Had a sewer dude out with his ‘scope Friday. Watched on the monitor as he pushed a camera through our pipes, like a public colonoscopy. Tree roots woven evenly through 1942 clay, from one end to the other. “It’s a miracle this system hasn’t totally collapsed,” dude said.

Decided to get ahead of the game. With trenchless line replacement, they don’t dig your yard. Instead they attach a conical steel anvil to the end of a length of HDPE (not PVC) pipe — HDPE is more flexible, can bend without deforming in a 4′ radius. Draw a cable through the old line. Attach one end to the anvil, the other to a honkin’ winch on a big old truck. And start pulling. The anvil breaks the old pipe into tiny pieces in the soil where it lies, leaving the HDPE in its place. Cut, attach the ends to existing system, split.

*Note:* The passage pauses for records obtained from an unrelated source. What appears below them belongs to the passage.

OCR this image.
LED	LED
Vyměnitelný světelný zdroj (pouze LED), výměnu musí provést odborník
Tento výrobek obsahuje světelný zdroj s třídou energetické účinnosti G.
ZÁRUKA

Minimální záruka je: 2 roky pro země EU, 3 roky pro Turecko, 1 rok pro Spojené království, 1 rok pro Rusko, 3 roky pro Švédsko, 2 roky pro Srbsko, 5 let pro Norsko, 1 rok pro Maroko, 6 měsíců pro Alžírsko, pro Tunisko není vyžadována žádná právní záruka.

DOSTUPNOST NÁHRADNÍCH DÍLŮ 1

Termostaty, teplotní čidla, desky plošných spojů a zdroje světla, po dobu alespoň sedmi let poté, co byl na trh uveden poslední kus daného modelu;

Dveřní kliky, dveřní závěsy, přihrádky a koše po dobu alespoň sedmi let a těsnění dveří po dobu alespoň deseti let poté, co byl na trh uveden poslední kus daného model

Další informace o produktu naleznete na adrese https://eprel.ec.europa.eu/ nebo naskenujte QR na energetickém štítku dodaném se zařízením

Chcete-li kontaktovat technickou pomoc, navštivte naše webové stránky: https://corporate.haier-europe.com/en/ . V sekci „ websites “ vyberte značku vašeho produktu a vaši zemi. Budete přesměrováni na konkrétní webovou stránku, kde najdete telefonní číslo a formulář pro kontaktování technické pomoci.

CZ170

The weird thing about sewer work is that you spend all this money and have nothing tangible to show for it. The toilet flushes just like it did before. Can’t see nothin’ different. Amy said that when our friends come over we can invite them to go hog-wild.

Music: Neil Young & Crazy Horse :: Sun Green

2 Replies to “Trenchless”

  1. I should snap a photo of the MONSTER DRAIN OUTFLOW-flow-flow that appeared after our $4K of drainage work. It sticks into the street, drains every gutter on the house except for a small 12″ section and just may generate whitewater.

    Have fun. Myself, I’d go with the trench. Cheap labor is less expensive than paying off that gee-whiz gizmolator. And strike one for John Henry.

  2. mneptok, do snap a pic – would like to see it. did you guys do area drains, swails, etc. or just french?

    reading up on trenchless and how happy people are with it, i’d say trenched sewage isn’t long for this world – there just isn’t a good reason for trenches anymore, except in situations where the winch can’t go or the pipe can’t bend (though I’ve heard of radiuses much smaller than 4′ being done).